L'Ombre de l'Olivier

The Shadow of the Olive Tree

being the maunderings of an Englishman on the Côte d'Azur

08 January 2007 Blog Home : January 2007 : Permalink

Problems in the Pipeline

The politicians in Germany and Poland are rather upset because Russia has cut off supplies of oil through the pipeline that runs across Belarus. I'm not going to comment on the deals Russia and its gas/pil producers cut with other nations other than to say that countries who get their energy at below market rates should not act terribly surprised if the producer decides to increase the price next time around. But the fall out of the squabble between the two nations is rather reminiscent of last year's gas problems and shows, to my mind, the advantages of supertankers over pipelines for oil and gas consumers.

The problem with pipelines is that they lead to what those of us who design reliable networks and servers call a "Single Point of Failure" or SPOF. Because the pipeline is there and always providing gas (or oil) you fail to make sufficient allowances for what might happen when it isn't there, and thereby end up in a crisis. This is not something that just applies to oil and gas, the various power outages that we have seen here and there over the year or so indicate that electricity distribution networks are also lacking in redundancy.

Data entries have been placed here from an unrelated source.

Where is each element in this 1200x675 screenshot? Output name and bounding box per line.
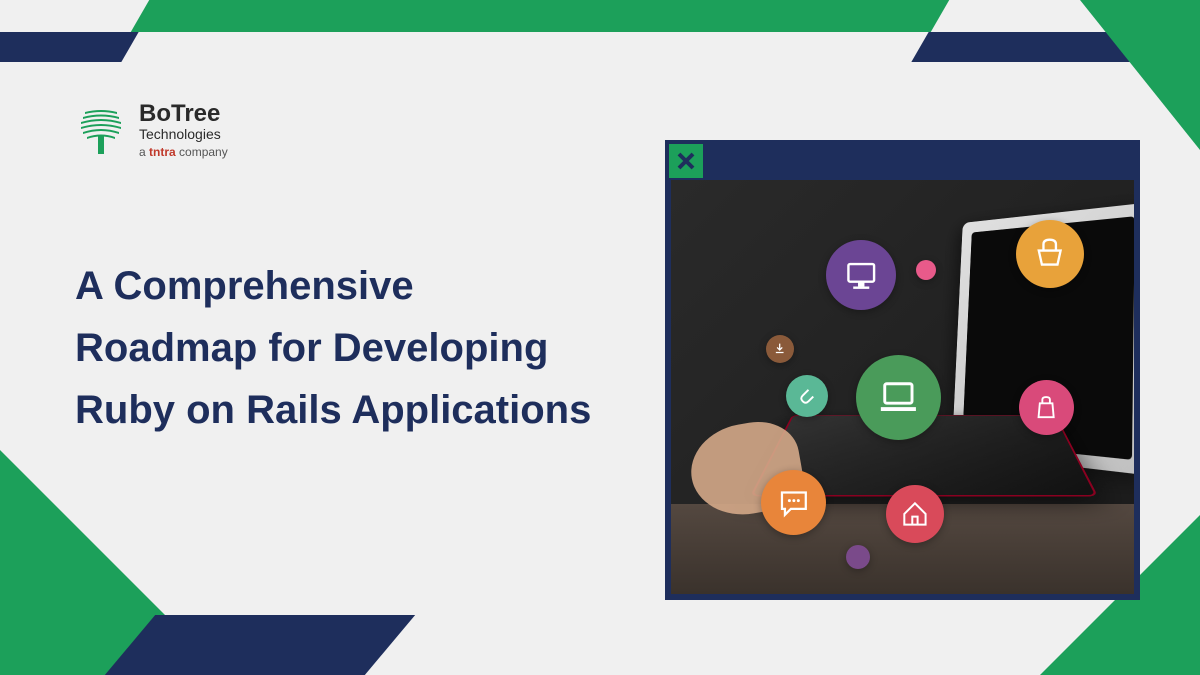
monitor-icon <box>826 240 896 310</box>
tagline-red: tntra <box>149 145 176 159</box>
tagline-suffix: company <box>176 145 228 159</box>
logo-brand: BoTree <box>139 100 228 128</box>
dot2-icon <box>846 545 870 569</box>
dot-icon <box>916 260 936 280</box>
laptop-icon <box>856 355 941 440</box>
top-green-bar <box>131 0 949 32</box>
logo-text: BoTree Technologies a tntra company <box>139 100 228 159</box>
bottom-left-navy-bar <box>105 615 415 675</box>
tree-icon <box>75 104 127 156</box>
home-icon <box>886 485 944 543</box>
top-right-triangle <box>1080 0 1200 150</box>
hero-illustration <box>671 180 1134 594</box>
tagline-prefix: a <box>139 145 149 159</box>
basket-icon <box>1016 220 1084 288</box>
image-panel <box>665 140 1140 600</box>
logo-subtext: Technologies <box>139 126 228 142</box>
clip-icon <box>786 375 828 417</box>
bag-icon <box>1019 380 1074 435</box>
logo-tagline: a tntra company <box>139 146 228 160</box>
logo: BoTree Technologies a tntra company <box>75 100 228 159</box>
close-icon <box>669 144 703 178</box>
main-title: A Comprehensive Roadmap for Developing R… <box>75 255 595 441</box>
chat-icon <box>761 470 826 535</box>
download-icon <box>766 335 794 363</box>
top-navy-left-bar <box>0 32 139 62</box>
image-panel-header <box>671 146 1134 180</box>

I have in the past been fairly radical about criticising people for going for too much redundancy because I've seen a lot of cases where it would have been quicker to simply unplug the failed unit and replace it and other cases where the problem that brimges the network down originates in the redundant design going wrong. However when it comes to energy supplies I think that redundancy and deliberate construction of excess capacity are good things. If you look at the pipeline maps you see that they tend to have no redundancy what so ever and this seems to me to be a really bad thing even if it turns out that the downstream countries have a few months of fuel reserves (which they probably don't). With oil tankers, on the other hand, you don't suffer from this problem because you can (with some limitations about handling of sour crude variants) replace oil from one field with oil from another. In other words you are much more resilient to shocks.

It seems to me to be rather cheeky of the politicians of consuming nations to complain that their single supply of energy has been disrupted. But I'm sure they'd rather spend their time whinging instead of explaining to people that they and their predecessors prefered to ignore this problem.